While you can go back and revisit every other section of the castle, the story is very linear, not a lot of choosing your objectives at all. As you gain Intel Points (by defeating enemies, finding intel files in the castle, etc), you unlock viewable extras, Challenge Maps (which can be completed for more Intel points), and Combat Upgrades, which include stronger counters, the ability to ricochet the shield off of more targets and specialized shield maneuvers.
You can also unlock Ultimate Captain America and Classic Captain America, complete with the ability switch costumes before you load up your game, although unlocking Classic Captain America requires enough Intel points that you will not do it before you complete the game unless you spend a fair bit of time on Challenge Maps (you can use the unlocked costumes on Challenge Maps, and in the free-roam mode that is unlocked after you beat the game, allowing you to finishing finding the remaining Zemo diaries, Zola films reels and the like).
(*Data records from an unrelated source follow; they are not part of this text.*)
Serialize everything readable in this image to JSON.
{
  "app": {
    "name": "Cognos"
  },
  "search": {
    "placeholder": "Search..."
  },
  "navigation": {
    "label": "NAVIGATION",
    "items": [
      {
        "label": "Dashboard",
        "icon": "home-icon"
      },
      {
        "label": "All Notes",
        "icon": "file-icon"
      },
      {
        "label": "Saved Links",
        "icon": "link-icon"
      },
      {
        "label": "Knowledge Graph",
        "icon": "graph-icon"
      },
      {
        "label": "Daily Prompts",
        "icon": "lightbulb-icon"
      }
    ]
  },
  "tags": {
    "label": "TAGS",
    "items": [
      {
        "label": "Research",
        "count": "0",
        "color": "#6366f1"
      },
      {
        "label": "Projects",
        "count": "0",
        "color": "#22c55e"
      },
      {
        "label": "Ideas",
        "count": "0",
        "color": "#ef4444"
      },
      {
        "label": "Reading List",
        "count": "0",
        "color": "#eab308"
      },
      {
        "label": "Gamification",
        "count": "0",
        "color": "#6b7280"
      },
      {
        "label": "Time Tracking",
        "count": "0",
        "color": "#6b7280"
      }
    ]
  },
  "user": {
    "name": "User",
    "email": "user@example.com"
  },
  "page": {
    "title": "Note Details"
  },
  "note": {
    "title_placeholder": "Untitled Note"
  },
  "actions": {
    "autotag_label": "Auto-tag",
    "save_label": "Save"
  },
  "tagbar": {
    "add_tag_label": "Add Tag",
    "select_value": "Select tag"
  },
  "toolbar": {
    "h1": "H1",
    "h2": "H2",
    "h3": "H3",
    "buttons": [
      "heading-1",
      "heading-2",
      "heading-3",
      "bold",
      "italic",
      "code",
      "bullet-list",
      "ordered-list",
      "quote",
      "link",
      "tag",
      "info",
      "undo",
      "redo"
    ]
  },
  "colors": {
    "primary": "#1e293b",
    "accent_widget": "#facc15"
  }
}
Another nice tidbit is finding Hydra schematics around the Castle, which allow Cap to exploit weaknesses in the various Hydra troop types.
WHAT WORKS: The combat feels very much like Captain America, allowing you to wipe out whole squads of Hydra mooks hand to hand or with your shield as you see fit. The dialogue never felt repetitive, and Chris Evans sounds like a very authoritative Captain America. Christos Gage provides a script that hews very closely to the moral of the Captain America film, and doesn't actually contradict it, even when it seems to (notably with certain plot developments involving Arnim Zola). The Challenge Maps provide a lot more variety than Arkham Asylum does, for the most part, in large part because the various enemy types in Captain America provide more variety than the Joker mooks in Arkham Asylum does. While the various mini-games (such as decrypting codes) are repetitive, they are quick enough to not slow the game down to the point of annoyance.
WHAT DOESN'T WORK: The game feels pretty short. I got it in the mail on Wednesday, beat it on Sunday, and had no "marathon" sessions with it. The animation is stiff at points, especially when people are talking, and the lighting effects also get strange, especially with Captain America's shield at certain angles. Not being able to carry over the costumes to a new game is very disappointing, as I'd be willing to give it at least one more playthrough as "classic" Captain America.
CONCLUSION: Captain America's not a long game, but it is the best in-game representation of Captain America I have ever seen, and one of the best movie games I have ever played. The story isn't some deep, complex affair like you're going to get from, say, Dragon Age or Heavy Rain, but tapping Christos Gage to write Super Soldier was a great idea, though I am a bit biased, being a big fan of his work. The game borrows from ground laid by Arkham Asylum while tweaking the formula enough to make it feel like Captain America and not like Batman in red, white and blue. Personally, I was very pleased with the purchase.